There are times when we might want to state trenchant views for effect. That’s largely what I am doing here. But we shouldn’t consider these views policy, let alone reality. We should own our own prejudices and when we get it wrong, even if it’s awkward.
“We don’t know” is a perfectly good answer. It is often a much more accurate one than wheeling out the latest piece of groupthink. Environmental organisations yearn for trust and influence. To get them we need to hold serious, sensible conversations about the challenges we face. We need to stop pretending we already know everything.
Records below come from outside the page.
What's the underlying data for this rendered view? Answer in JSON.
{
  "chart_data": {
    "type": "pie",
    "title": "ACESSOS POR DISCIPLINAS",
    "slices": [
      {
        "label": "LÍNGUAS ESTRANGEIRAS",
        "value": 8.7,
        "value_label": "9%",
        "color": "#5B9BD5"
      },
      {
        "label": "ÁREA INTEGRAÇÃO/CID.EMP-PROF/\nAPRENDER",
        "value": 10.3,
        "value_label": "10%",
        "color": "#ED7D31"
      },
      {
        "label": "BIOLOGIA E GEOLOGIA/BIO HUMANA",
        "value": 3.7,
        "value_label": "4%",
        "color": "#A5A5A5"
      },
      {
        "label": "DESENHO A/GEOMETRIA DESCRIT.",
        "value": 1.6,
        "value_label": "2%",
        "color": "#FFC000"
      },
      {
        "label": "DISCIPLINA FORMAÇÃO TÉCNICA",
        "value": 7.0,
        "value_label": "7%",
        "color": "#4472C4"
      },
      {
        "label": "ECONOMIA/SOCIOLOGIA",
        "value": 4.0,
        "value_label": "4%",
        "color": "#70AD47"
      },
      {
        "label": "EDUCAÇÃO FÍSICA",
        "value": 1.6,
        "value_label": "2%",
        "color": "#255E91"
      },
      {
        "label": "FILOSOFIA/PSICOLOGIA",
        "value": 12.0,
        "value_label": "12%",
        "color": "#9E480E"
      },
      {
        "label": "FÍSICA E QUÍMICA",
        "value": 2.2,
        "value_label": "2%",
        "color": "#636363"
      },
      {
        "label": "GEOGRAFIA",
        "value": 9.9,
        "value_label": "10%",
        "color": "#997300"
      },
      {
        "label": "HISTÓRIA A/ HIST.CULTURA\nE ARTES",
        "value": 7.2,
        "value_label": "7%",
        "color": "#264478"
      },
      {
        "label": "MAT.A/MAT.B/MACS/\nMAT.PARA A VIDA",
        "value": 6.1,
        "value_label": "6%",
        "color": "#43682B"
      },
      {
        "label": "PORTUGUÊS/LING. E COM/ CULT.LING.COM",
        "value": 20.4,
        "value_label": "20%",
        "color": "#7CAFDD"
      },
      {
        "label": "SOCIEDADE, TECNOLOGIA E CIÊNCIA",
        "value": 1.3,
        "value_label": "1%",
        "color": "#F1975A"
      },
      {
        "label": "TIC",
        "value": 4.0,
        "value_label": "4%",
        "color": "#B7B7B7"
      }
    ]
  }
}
I for one am not making any attempt to claim the moral high ground. I can’t even see it from where I’m standing.
On sustainability
More solid work Andy. It's horrifying to fully accept but the facts seem to tell us with no real prospect of being wrong that our civilization is whistling through the air, having overshot the top of the cliff some time ago and until we hit the ground we aren't going to see change. My old excuse to play by the systems consumptive rules was that we need to hit the tipping point (this was when I assumed that contemporary levels of climate and ecological impact would see a multilateral change in global politics and economics - I was a hopeful youth) ASAP so we can steer civilization into a better trajectory at the soonest possible time. This was justified using the logic that delaying the civilizational tipping point with constant loss of ecological function and biodiversity would mean that urging it on rather than delaying would leave us with the best planetary function to work with when the eco-rapture arrived. All those naïve mental gymnastics have now failed me. The perverse result is that now I'm more committed to so-called sustainable choices such as trying not to fly, cycling everywhere I can, growing as much of my own food as possible and avoiding unnecessary consumption (which probably still leaves me with a footprint equivalent to 10x a Tony Wrench footprint) but I no longer think these actions are making a tangible difference. The best reasoning I can come up with is that it's a good upbringing for my kids and might make them more resilient to the future. So this leaves me in a very foreign moral landscape. I think I'm probably doing these things mostly to a swage the cognitive dissonance of a middle aged and stumbling conservation biologist who is seeing the justification for their career crumbling around them. Perhaps this ramble is just my way of confirming to myself that so called 'sustainable practices' are now just therapy for the sadness that our predicament creates.
If I can sum up - we convince ourselves that 'it will get better' whilst doing nothing to make it so. The planet will self correct and likely kill off humanity in the process.
NGO's work on the principle that ambition is progress, when in fact just the opposite is true.